Also zurück zur Pforte. An der Tür verharrend, war es P. unmöglich, NICHT zur Uhr zu schauen. Zehn nach Zehn. Die Zeiger hatten sich nicht bewegt. Zehn nach zehn Uhr. Ein völlig losgelöster Schrecken durchfuhr seine Glieder. Er spürte den Herzschlag in der Fingerkuppe seines rechten Zeigefingers. Sofort machte er sich auf die Suche nach dem Schlüsselbund. Vergebens. Hatte er ihn vielleicht während der hektischen Durchforstung aller Etagen verloren? Unsinn. Er hatte ihn ja gar nicht dabei gehabt. Oder war die Kontrolle seiner Hosentaschen vielleicht nicht genau genug gewesen? Völlige Verunsicherung ließ P. erneut zur Taschenlampe greifen. Er jagte aus der Pforte. So unsinnig wie vergebens diese Suche auch sein mochte: Seine Gedanken bestimmten, nein zwangen ihn dazu. Nach der ersten, vollständigen Kontrolle bildete sich P. ein, nicht aufmerksam genug nachgeschaut zu haben, und wiederholte die Prozedur.

Außer Atem gelangte er abermals an die Pforte. Die Suche war ergebnislos verlaufen. Lange hielt P. seinen Blick streng auf die Stelle vor seinen Füßen gerichtet. Doch konnte er den Moment nur aufschieben. Nicht verhindern. Er hob den Kopf und erblickte: Zehn Minuten nach zehn Uhr. Im jäh erwachten Zorn warf er die Taschenlampe gegen das Uhrgehäuse über ihm. Sie prallte ab, flog zu Boden. Das Glas der Lampe zerbarst. Er rannte wild zur Eingangstür. Zog. Boxte und schlug auf das Glas ein. Ohne Ergebnis. Sicherheitsglas.

Absolute Dunkelheit vor der Tür. Schnell zurück zu den Monitoren. Unverändertes, stillhaltendes Bild. Geschlossene Einfahrtschranke. Verschlossene Sicherheitstür am hinteren Teil des Gebäudes. Sofort machte P. sich auf den Weg zu dieser Tür. Obwohl ihm klar sein musste, dass diese auf jeden Fall verschlossen sein musste. Dafür war in jedem Fall gesorgt.

Aber vielleicht verband P. eine Hoffnung mit diesem Weg. Dass die Uhr weiterlaufen würde. Dass der Schlüssel in einer Ecke lag, die er als einzige noch nicht abgesucht hatte. Dass - ja - welche andere Hoffnung sollte sich sonst noch mit dieser kurzen Abwesenheit verbinden?

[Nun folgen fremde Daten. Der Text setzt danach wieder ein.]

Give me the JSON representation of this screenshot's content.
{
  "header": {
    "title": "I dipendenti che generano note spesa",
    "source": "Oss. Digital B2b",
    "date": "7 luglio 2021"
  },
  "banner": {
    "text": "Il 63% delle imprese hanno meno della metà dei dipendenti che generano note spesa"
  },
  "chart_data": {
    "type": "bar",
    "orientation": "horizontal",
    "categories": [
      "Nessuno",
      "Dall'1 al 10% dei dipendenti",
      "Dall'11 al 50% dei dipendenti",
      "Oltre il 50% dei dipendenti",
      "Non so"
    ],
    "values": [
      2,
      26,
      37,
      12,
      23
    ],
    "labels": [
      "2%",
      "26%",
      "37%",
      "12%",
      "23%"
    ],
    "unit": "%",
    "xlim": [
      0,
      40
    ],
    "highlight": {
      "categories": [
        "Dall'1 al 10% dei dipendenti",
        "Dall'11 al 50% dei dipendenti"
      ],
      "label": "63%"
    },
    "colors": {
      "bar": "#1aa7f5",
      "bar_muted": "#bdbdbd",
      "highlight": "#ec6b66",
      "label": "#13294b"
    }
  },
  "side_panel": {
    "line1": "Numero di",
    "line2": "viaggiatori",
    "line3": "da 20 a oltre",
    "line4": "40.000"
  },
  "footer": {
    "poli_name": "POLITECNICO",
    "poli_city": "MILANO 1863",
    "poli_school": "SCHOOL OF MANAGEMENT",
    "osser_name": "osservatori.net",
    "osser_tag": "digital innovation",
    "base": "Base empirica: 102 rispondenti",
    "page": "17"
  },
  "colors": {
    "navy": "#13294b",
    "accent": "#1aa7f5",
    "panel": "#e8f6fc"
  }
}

Als P. von der fest verschlossenen Tür des Hintereingangs zurück zur Pforte gelang, die Uhr zehn Minuten nach Zehn anzeigte, der Schlüssel in keiner Ecke dieses Gebäudes zu finden war, griff P. nach dem Hörer um Hilfe zu rufen. Bis hierher war der Gedanke bestimmend, sich mit einem Anruf nicht der Lächerlichkeit preiszugeben. Nun, nach welcher Zeit auch immer, empfand er keine Bedenken mehr vor einer eventuellen Lächerlichkeit. Vielmehr suchte er nach Erlösung aus dieser Situation. Gleich um welchen Preis.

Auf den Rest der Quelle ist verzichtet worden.